The author(s) declared the following potential conflicts of interest with respect to the research, authorship, and/or publication of this article: Dr. Hartwell receives research support through the National Institutes for Justice and the Health Resources Services Administration unrelated to the current work. Dr. Croff receives funding from the National Institutes for Health, Health Resources Services Administration, and the Substance Abuse and Mental Health Services Administration. Dr. Oliver receives funding from the National Institutes for Health and the Brain & Behavior Research Foundation.

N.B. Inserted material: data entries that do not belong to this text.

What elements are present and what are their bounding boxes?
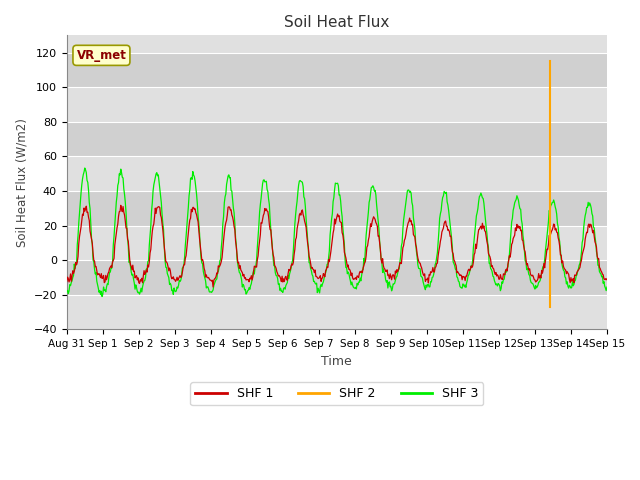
Legend: SHF 1, SHF 2, SHF 3: SHF 1, SHF 2, SHF 3 [191,383,483,406]
Bar [67,53,607,87]
Bar [67,122,607,156]
Bar [67,156,607,191]
Y-axis label: Soil Heat Flux (W/m2): Soil Heat Flux (W/m2) [15,118,28,247]
Title: Soil Heat Flux: Soil Heat Flux [284,15,390,30]
Bar [67,87,607,122]
X-axis label: Time: Time [321,355,352,368]
Bar [67,36,607,53]
Bar [67,226,607,260]
Bar [67,260,607,295]
Text: VR_met: VR_met [77,49,126,62]
Bar [67,295,607,329]
Bar [67,191,607,226]
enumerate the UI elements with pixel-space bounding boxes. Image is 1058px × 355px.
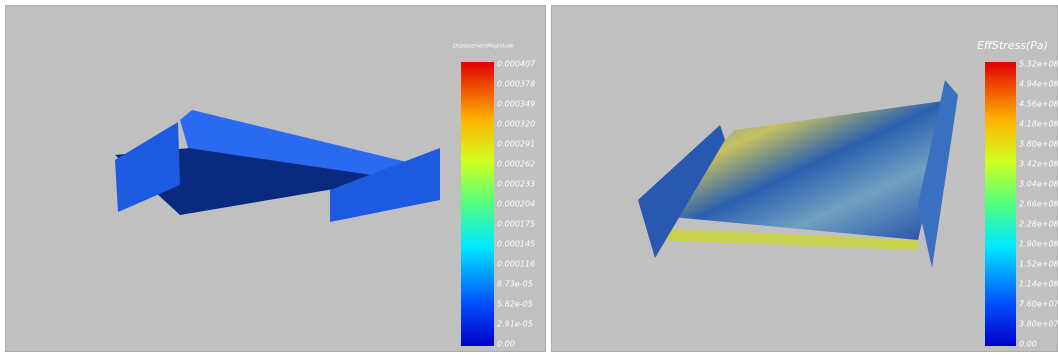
left-panel: DisplacementMagnitude 0.000407 0.000378 0.0…: [5, 5, 546, 352]
legend-label: 8.73e-05: [497, 280, 533, 289]
legend-title: DisplacementMagnitude: [453, 44, 514, 50]
legend-label: 0.000204: [497, 200, 535, 209]
legend-label: 2.66e+08: [1019, 200, 1058, 209]
colorbar: [985, 62, 1016, 346]
legend-label: 5.82e-05: [497, 300, 533, 309]
legend-label: 0.000378: [497, 80, 535, 89]
legend-label: 3.42e+08: [1019, 160, 1058, 169]
legend-label: 0.000145: [497, 240, 535, 249]
legend-label: 1.52e+08: [1019, 260, 1058, 269]
legend-label: 0.000291: [497, 140, 535, 149]
right-panel: EffStress(Pa) 5.32e+08 4.94e+08 4.56e+08 4.1…: [551, 5, 1058, 352]
legend-label: 3.80e+07: [1019, 320, 1058, 329]
legend-label: 0.000116: [497, 260, 535, 269]
legend-label: 2.28e+08: [1019, 220, 1058, 229]
legend-label: 0.000349: [497, 100, 535, 109]
legend-label: 5.32e+08: [1019, 60, 1058, 69]
legend-label: 2.91e-05: [497, 320, 533, 329]
legend-label: 3.80e+08: [1019, 140, 1058, 149]
legend-label: 4.56e+08: [1019, 100, 1058, 109]
legend-label: 0.00: [497, 340, 515, 349]
legend-label: 0.000262: [497, 160, 535, 169]
legend-label: 0.000407: [497, 60, 536, 69]
page: DisplacementMagnitude 0.000407 0.000378 0.0…: [0, 0, 1058, 355]
colorbar: [461, 62, 494, 346]
legend-label: 1.90e+08: [1019, 240, 1058, 249]
legend-label: 0.00: [1019, 340, 1037, 349]
legend-label: 3.04e+08: [1019, 180, 1058, 189]
legend-label: 0.000233: [497, 180, 535, 189]
legend-title: EffStress(Pa): [977, 39, 1048, 52]
legend-label: 7.60e+07: [1019, 300, 1058, 309]
legend-label: 0.000320: [497, 120, 535, 129]
screenshot: DisplacementMagnitude 0.000407 0.000378 0.0…: [0, 0, 1058, 355]
legend-label: 0.000175: [497, 220, 535, 229]
legend-label: 4.18e+08: [1019, 120, 1058, 129]
legend-label: 1.14e+08: [1019, 280, 1058, 289]
legend-label: 4.94e+08: [1019, 80, 1058, 89]
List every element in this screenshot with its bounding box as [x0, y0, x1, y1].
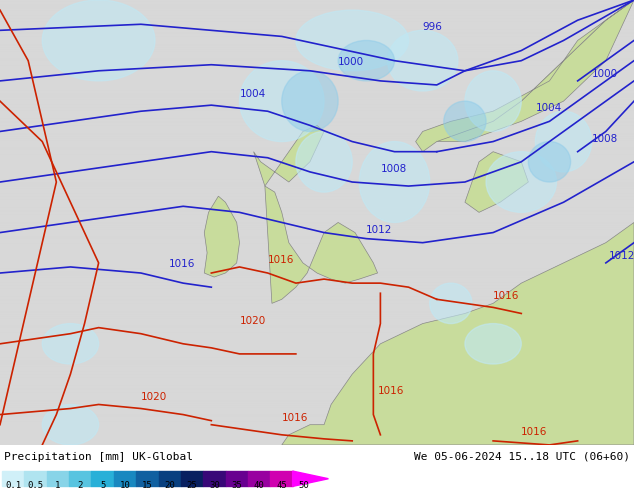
Ellipse shape — [486, 152, 557, 212]
Ellipse shape — [42, 323, 99, 364]
Bar — [2, 471, 24, 487]
Ellipse shape — [465, 323, 521, 364]
Ellipse shape — [535, 111, 592, 172]
Text: 1: 1 — [55, 481, 61, 490]
Polygon shape — [204, 196, 240, 277]
Ellipse shape — [528, 142, 571, 182]
Text: 5: 5 — [100, 481, 105, 490]
Text: 1008: 1008 — [380, 164, 406, 174]
Bar — [24, 471, 47, 487]
Text: 1020: 1020 — [141, 392, 167, 402]
Text: 1016: 1016 — [281, 413, 308, 423]
Text: 1012: 1012 — [366, 224, 392, 235]
Text: We 05-06-2024 15..18 UTC (06+60): We 05-06-2024 15..18 UTC (06+60) — [414, 452, 630, 462]
Bar — [204, 471, 226, 487]
Text: 1016: 1016 — [378, 386, 404, 396]
Bar — [47, 471, 69, 487]
Ellipse shape — [338, 41, 394, 81]
Ellipse shape — [465, 71, 521, 131]
Text: 25: 25 — [186, 481, 197, 490]
Text: 10: 10 — [120, 481, 131, 490]
Text: 30: 30 — [209, 481, 220, 490]
Bar — [136, 471, 158, 487]
Polygon shape — [416, 0, 634, 152]
Text: 35: 35 — [231, 481, 242, 490]
Ellipse shape — [296, 131, 353, 192]
Text: 2: 2 — [77, 481, 83, 490]
Text: 1000: 1000 — [338, 57, 365, 67]
Bar — [69, 471, 91, 487]
Ellipse shape — [42, 404, 99, 445]
Polygon shape — [254, 125, 324, 186]
Ellipse shape — [42, 0, 155, 81]
Text: 0.1: 0.1 — [5, 481, 22, 490]
Bar — [248, 471, 270, 487]
Polygon shape — [293, 471, 328, 487]
Bar — [113, 471, 136, 487]
Text: 1004: 1004 — [535, 103, 562, 113]
Text: 15: 15 — [142, 481, 153, 490]
Text: 1016: 1016 — [493, 292, 519, 301]
Polygon shape — [265, 186, 378, 303]
Text: 1020: 1020 — [240, 316, 266, 325]
Polygon shape — [423, 0, 634, 142]
Bar — [270, 471, 293, 487]
Bar — [226, 471, 248, 487]
Ellipse shape — [387, 30, 458, 91]
Text: 996: 996 — [423, 23, 443, 32]
Text: 1016: 1016 — [169, 259, 195, 269]
Text: 1004: 1004 — [240, 89, 266, 99]
Text: 45: 45 — [276, 481, 287, 490]
Text: 1008: 1008 — [592, 134, 618, 144]
Bar — [91, 471, 113, 487]
Text: Precipitation [mm] UK-Global: Precipitation [mm] UK-Global — [4, 452, 193, 462]
Text: 1016: 1016 — [268, 255, 294, 265]
Ellipse shape — [240, 61, 324, 142]
Ellipse shape — [359, 142, 430, 222]
Ellipse shape — [281, 71, 338, 131]
Polygon shape — [465, 152, 528, 212]
Polygon shape — [281, 222, 634, 445]
Bar — [181, 471, 204, 487]
Ellipse shape — [296, 10, 408, 71]
Text: 1012: 1012 — [609, 251, 634, 261]
Text: 1016: 1016 — [521, 427, 548, 437]
Text: 40: 40 — [254, 481, 264, 490]
Text: 1000: 1000 — [592, 69, 618, 79]
Text: 0.5: 0.5 — [27, 481, 44, 490]
Ellipse shape — [430, 283, 472, 323]
Ellipse shape — [444, 101, 486, 142]
Text: 20: 20 — [164, 481, 175, 490]
Text: 50: 50 — [299, 481, 309, 490]
Bar — [158, 471, 181, 487]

FUNDING: The author(s) disclosed receipt of the following financial support for the research, authorship, and/or publication of this article: This research was supported in part by the National Institute of Drug Abuse (U01DA055349, Julie Croff, PI; K23 DA042898, Jason Oliver PI), the National Institute of General Medical Sciences of the National Institutes of Health (2P20GM109097; Jennifer Hays-Grudo, PI), the Health Resources Services Administration (U4AMC44250-01-02, Audra Haney, PI), and the Oklahoma Tobacco Settlement Endowment Trust (TSET; R21-02). The content is solely the responsibility of the authors and does not necessarily represent the official views of the National Institutes of Health, the Health Resources Services Administration, or the Oklahoma Tobacco Settlement Endowment Trust.
Ethical Approval: This study was determined to be non-human subjects research by the Oklahoma State University Institutional Review Board. This study adhered to the Strengthening the Reporting of Observational Studies in Epidemiology (STROBE) guidelines.